İki tuzlu suyla nemlendirilmiş pamuk ucu kullanarak bağırsağı karın boşluğundan nazikçe dışarı yerleştirin ve minimum yağ örtüsü olan bir yer belirleyin. Arka plan sinyalini azaltmak için bağırsağın küçük dallarını siyah bir hamurun üzerine yerleştirin. Lekeli lökositleri görselleştirmek için juguler ven kateterinden 50 mikrolitre akridin portakalı enjekte edin.
İskemi reperfüzyonundan önce bağırsağın videosunu alın. Sodyum klorür ile nemlendirilmiş bir kompres hazırlayın ve bağırsağı içine yerleştirin. Superior mezenterik arteri küçük bir vasküler klemp ile tıkayın.
Tuzlu suyla nemlendirilmiş pamuklu çubuklar kullanarak bağırsağı nazikçe karın boşluğuna geri itin. Karın duvarını kapatmak, nem ve ısı kaybını önlemek için 7-0 dikiş kullanın. Bir saat sonra dikişi çıkarın.
İskemik dönemi takiben, kırpılan bölgeye birkaç damla salin uygulayın. Ardından, bir klips uygulayıcı kullanarak mikrovasküler klipsleri nazikçe çıkarın. Tuzlu suyla nemlendirilmiş pamuk uçları kullanarak, bağırsağı nazikçe tekrar karın boşluğundan dışarı yerleştirin ve damarın küçük dallarını siyah bir hamurun üzerine yerleştirin.
50 mikrolitre akridin portakalı enjekte edin ve damarın iskemik sonrası videosunu çekin. Uzun mesafeli kondansatör, monokromatatör, 10 kat suya daldırma objektifi ve şarj bağlantılı cihaz kamerası ile donatılmış yüksek hızlı, geniş alanlı floresan mikroskobunu açın. Pozlama süresini 30 milisaniyeye ayarlayın ve lökositleri ve NET'leri görselleştirmek için Alexa Fluor 488 ve Rhodamine Red filtrelerinin yüklü olduğu 5B kanalını seçin.
İlgilenilen 0,06 milimetre karelik bir bölgede hücre alımını ölçün. Ardından, 20 saniyelik bir gözlem periyodu boyunca sabit kalan veya endotel astarına bağlı kalan hücreleri sayarak yapışık lökositleri ölçün.
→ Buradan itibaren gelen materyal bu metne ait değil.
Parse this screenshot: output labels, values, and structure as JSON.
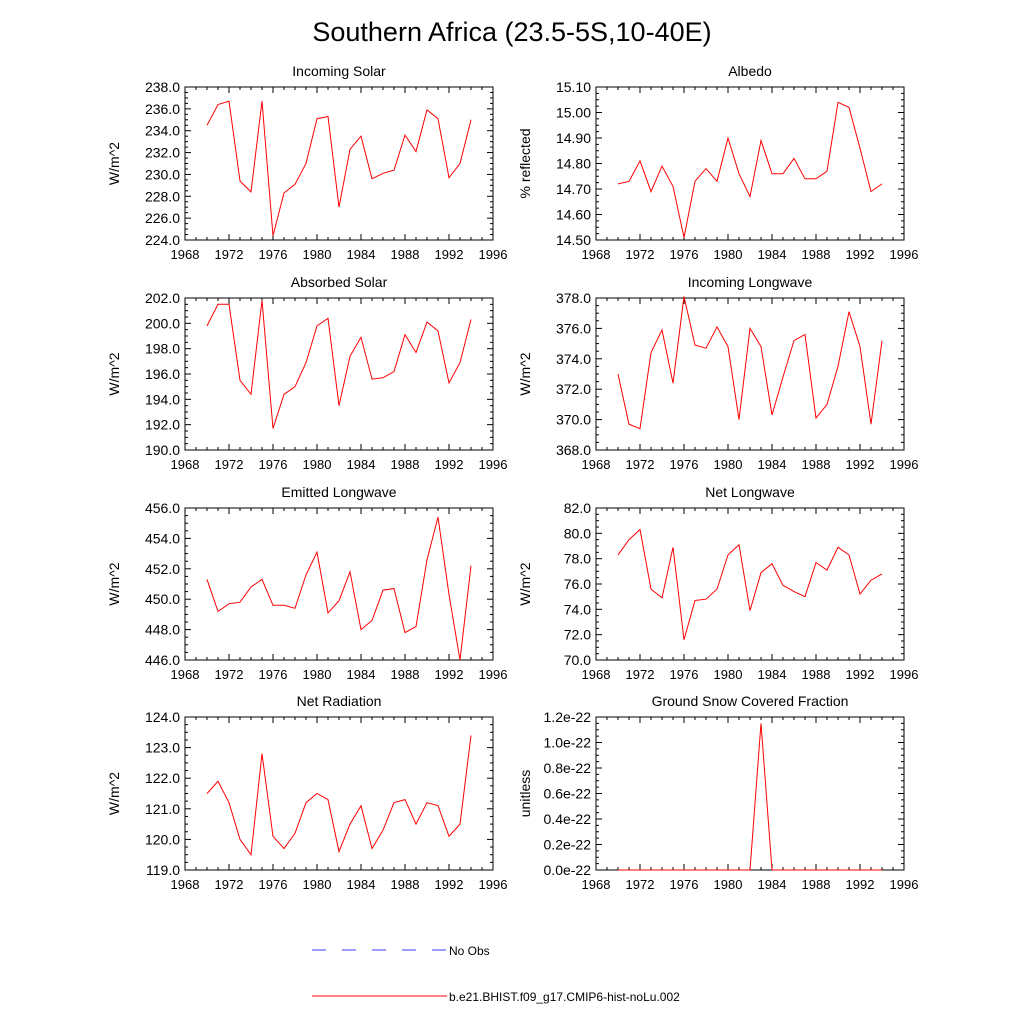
{
  "figure": {
    "title": "Southern Africa (23.5-5S,10-40E)",
    "legend": [
      {
        "label": "No Obs",
        "color": "#3d3dff",
        "dash": "dashed"
      },
      {
        "label": "b.e21.BHIST.f09_g17.CMIP6-hist-noLu.002",
        "color": "#ff0000",
        "dash": "solid"
      }
    ]
  },
  "chart_data": [
    {
      "type": "line",
      "title": "Incoming Solar",
      "ylabel": "W/m^2",
      "xlim": [
        1968,
        1996
      ],
      "ylim": [
        224,
        238
      ],
      "xticks": [
        1968,
        1972,
        1976,
        1980,
        1984,
        1988,
        1992,
        1996
      ],
      "yticks": [
        224,
        226,
        228,
        230,
        232,
        234,
        236,
        238
      ],
      "ytick_labels": [
        "224.0",
        "226.0",
        "228.0",
        "230.0",
        "232.0",
        "234.0",
        "236.0",
        "238.0"
      ],
      "x": [
        1970,
        1971,
        1972,
        1973,
        1974,
        1975,
        1976,
        1977,
        1978,
        1979,
        1980,
        1981,
        1982,
        1983,
        1984,
        1985,
        1986,
        1987,
        1988,
        1989,
        1990,
        1991,
        1992,
        1993,
        1994
      ],
      "series": [
        {
          "values": [
            234.5,
            236.4,
            236.7,
            229.4,
            228.4,
            236.7,
            224.4,
            228.3,
            229.1,
            231.0,
            235.1,
            235.3,
            227.0,
            232.3,
            233.5,
            229.6,
            230.1,
            230.4,
            233.6,
            232.1,
            235.9,
            235.1,
            229.7,
            231.0,
            235.0
          ],
          "color": "#ff0000"
        }
      ]
    },
    {
      "type": "line",
      "title": "Albedo",
      "ylabel": "% reflected",
      "xlim": [
        1968,
        1996
      ],
      "ylim": [
        14.5,
        15.1
      ],
      "xticks": [
        1968,
        1972,
        1976,
        1980,
        1984,
        1988,
        1992,
        1996
      ],
      "yticks": [
        14.5,
        14.6,
        14.7,
        14.8,
        14.9,
        15.0,
        15.1
      ],
      "ytick_labels": [
        "14.50",
        "14.60",
        "14.70",
        "14.80",
        "14.90",
        "15.00",
        "15.10"
      ],
      "x": [
        1970,
        1971,
        1972,
        1973,
        1974,
        1975,
        1976,
        1977,
        1978,
        1979,
        1980,
        1981,
        1982,
        1983,
        1984,
        1985,
        1986,
        1987,
        1988,
        1989,
        1990,
        1991,
        1992,
        1993,
        1994
      ],
      "series": [
        {
          "values": [
            14.72,
            14.73,
            14.81,
            14.69,
            14.79,
            14.71,
            14.51,
            14.73,
            14.78,
            14.73,
            14.9,
            14.76,
            14.67,
            14.89,
            14.76,
            14.76,
            14.82,
            14.74,
            14.74,
            14.77,
            15.04,
            15.02,
            14.86,
            14.69,
            14.72
          ],
          "color": "#ff0000"
        }
      ]
    },
    {
      "type": "line",
      "title": "Absorbed Solar",
      "ylabel": "W/m^2",
      "xlim": [
        1968,
        1996
      ],
      "ylim": [
        190,
        202
      ],
      "xticks": [
        1968,
        1972,
        1976,
        1980,
        1984,
        1988,
        1992,
        1996
      ],
      "yticks": [
        190,
        192,
        194,
        196,
        198,
        200,
        202
      ],
      "ytick_labels": [
        "190.0",
        "192.0",
        "194.0",
        "196.0",
        "198.0",
        "200.0",
        "202.0"
      ],
      "x": [
        1970,
        1971,
        1972,
        1973,
        1974,
        1975,
        1976,
        1977,
        1978,
        1979,
        1980,
        1981,
        1982,
        1983,
        1984,
        1985,
        1986,
        1987,
        1988,
        1989,
        1990,
        1991,
        1992,
        1993,
        1994
      ],
      "series": [
        {
          "values": [
            199.8,
            201.5,
            201.5,
            195.5,
            194.4,
            201.8,
            191.7,
            194.4,
            195.0,
            196.9,
            199.8,
            200.4,
            193.5,
            197.4,
            198.9,
            195.6,
            195.7,
            196.2,
            199.1,
            197.7,
            200.1,
            199.4,
            195.3,
            196.9,
            200.3
          ],
          "color": "#ff0000"
        }
      ]
    },
    {
      "type": "line",
      "title": "Incoming Longwave",
      "ylabel": "W/m^2",
      "xlim": [
        1968,
        1996
      ],
      "ylim": [
        368,
        378
      ],
      "xticks": [
        1968,
        1972,
        1976,
        1980,
        1984,
        1988,
        1992,
        1996
      ],
      "yticks": [
        368,
        370,
        372,
        374,
        376,
        378
      ],
      "ytick_labels": [
        "368.0",
        "370.0",
        "372.0",
        "374.0",
        "376.0",
        "378.0"
      ],
      "x": [
        1970,
        1971,
        1972,
        1973,
        1974,
        1975,
        1976,
        1977,
        1978,
        1979,
        1980,
        1981,
        1982,
        1983,
        1984,
        1985,
        1986,
        1987,
        1988,
        1989,
        1990,
        1991,
        1992,
        1993,
        1994
      ],
      "series": [
        {
          "values": [
            373.0,
            369.7,
            369.4,
            374.4,
            375.9,
            372.4,
            378.1,
            374.9,
            374.7,
            376.1,
            374.8,
            370.0,
            376.0,
            374.8,
            370.3,
            372.8,
            375.2,
            375.6,
            370.1,
            371.0,
            373.5,
            377.1,
            374.8,
            369.7,
            375.2
          ],
          "color": "#ff0000"
        }
      ]
    },
    {
      "type": "line",
      "title": "Emitted Longwave",
      "ylabel": "W/m^2",
      "xlim": [
        1968,
        1996
      ],
      "ylim": [
        446,
        456
      ],
      "xticks": [
        1968,
        1972,
        1976,
        1980,
        1984,
        1988,
        1992,
        1996
      ],
      "yticks": [
        446,
        448,
        450,
        452,
        454,
        456
      ],
      "ytick_labels": [
        "446.0",
        "448.0",
        "450.0",
        "452.0",
        "454.0",
        "456.0"
      ],
      "x": [
        1970,
        1971,
        1972,
        1973,
        1974,
        1975,
        1976,
        1977,
        1978,
        1979,
        1980,
        1981,
        1982,
        1983,
        1984,
        1985,
        1986,
        1987,
        1988,
        1989,
        1990,
        1991,
        1992,
        1993,
        1994
      ],
      "series": [
        {
          "values": [
            451.3,
            449.2,
            449.7,
            449.8,
            450.8,
            451.3,
            449.6,
            449.6,
            449.4,
            451.6,
            453.1,
            449.1,
            449.9,
            451.8,
            448.0,
            448.6,
            450.6,
            450.7,
            447.8,
            448.2,
            452.6,
            455.4,
            450.3,
            446.0,
            452.2
          ],
          "color": "#ff0000"
        }
      ]
    },
    {
      "type": "line",
      "title": "Net Longwave",
      "ylabel": "W/m^2",
      "xlim": [
        1968,
        1996
      ],
      "ylim": [
        70,
        82
      ],
      "xticks": [
        1968,
        1972,
        1976,
        1980,
        1984,
        1988,
        1992,
        1996
      ],
      "yticks": [
        70,
        72,
        74,
        76,
        78,
        80,
        82
      ],
      "ytick_labels": [
        "70.0",
        "72.0",
        "74.0",
        "76.0",
        "78.0",
        "80.0",
        "82.0"
      ],
      "x": [
        1970,
        1971,
        1972,
        1973,
        1974,
        1975,
        1976,
        1977,
        1978,
        1979,
        1980,
        1981,
        1982,
        1983,
        1984,
        1985,
        1986,
        1987,
        1988,
        1989,
        1990,
        1991,
        1992,
        1993,
        1994
      ],
      "series": [
        {
          "values": [
            78.3,
            79.5,
            80.3,
            75.6,
            74.9,
            78.9,
            71.6,
            74.7,
            74.8,
            75.6,
            78.3,
            79.1,
            73.9,
            76.9,
            77.6,
            75.9,
            75.4,
            75.0,
            77.7,
            77.1,
            78.9,
            78.3,
            75.2,
            76.3,
            76.8
          ],
          "color": "#ff0000"
        }
      ]
    },
    {
      "type": "line",
      "title": "Net Radiation",
      "ylabel": "W/m^2",
      "xlim": [
        1968,
        1996
      ],
      "ylim": [
        119,
        124
      ],
      "xticks": [
        1968,
        1972,
        1976,
        1980,
        1984,
        1988,
        1992,
        1996
      ],
      "yticks": [
        119,
        120,
        121,
        122,
        123,
        124
      ],
      "ytick_labels": [
        "119.0",
        "120.0",
        "121.0",
        "122.0",
        "123.0",
        "124.0"
      ],
      "x": [
        1970,
        1971,
        1972,
        1973,
        1974,
        1975,
        1976,
        1977,
        1978,
        1979,
        1980,
        1981,
        1982,
        1983,
        1984,
        1985,
        1986,
        1987,
        1988,
        1989,
        1990,
        1991,
        1992,
        1993,
        1994
      ],
      "series": [
        {
          "values": [
            121.5,
            121.9,
            121.2,
            120.0,
            119.5,
            122.8,
            120.1,
            119.7,
            120.2,
            121.2,
            121.5,
            121.3,
            119.6,
            120.5,
            121.1,
            119.7,
            120.3,
            121.2,
            121.3,
            120.5,
            121.2,
            121.1,
            120.1,
            120.5,
            123.4
          ],
          "color": "#ff0000"
        }
      ]
    },
    {
      "type": "line",
      "title": "Ground Snow Covered Fraction",
      "ylabel": "unitless",
      "xlim": [
        1968,
        1996
      ],
      "ylim": [
        0,
        1.2e-22
      ],
      "xticks": [
        1968,
        1972,
        1976,
        1980,
        1984,
        1988,
        1992,
        1996
      ],
      "yticks": [
        0,
        2e-23,
        4e-23,
        6e-23,
        8e-23,
        1e-22,
        1.2e-22
      ],
      "ytick_labels": [
        "0.0e-22",
        "0.2e-22",
        "0.4e-22",
        "0.6e-22",
        "0.8e-22",
        "1.0e-22",
        "1.2e-22"
      ],
      "x": [
        1970,
        1971,
        1972,
        1973,
        1974,
        1975,
        1976,
        1977,
        1978,
        1979,
        1980,
        1981,
        1982,
        1983,
        1984,
        1985,
        1986,
        1987,
        1988,
        1989,
        1990,
        1991,
        1992,
        1993,
        1994
      ],
      "series": [
        {
          "values": [
            0,
            0,
            0,
            0,
            0,
            0,
            0,
            0,
            0,
            0,
            0,
            0,
            0,
            1.15e-22,
            0,
            0,
            0,
            0,
            0,
            0,
            0,
            0,
            0,
            0,
            0
          ],
          "color": "#ff0000"
        }
      ]
    }
  ]
}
Hem lökosit hem de nükleik asit floresan boyaları ile etiketlenmiş NET'leri tanımlayın.
İskemi-reperfüzyon hasarını takiben hem vahşi tip hem de F2r delta EC gruplarında iskemik mezenterik endotelyuma lökosit yapışması artmıştır, F2r delta EC grubunda belirgin derecede daha düşük bir adezyon gözlenmiştir, bu da lökosit alımında endotelyal PAR1'in rolünü ima etmektedir. İskemi-reperfüzyon hasarından sonra, NET'ler sadece endotel hücrelerinde normal PAR1 seviyelerini eksprese eden vahşi tip grupta gözlendi, bu da PAR1'in NETosis'te düzenleyici bir rol oynadığını gösteriyor.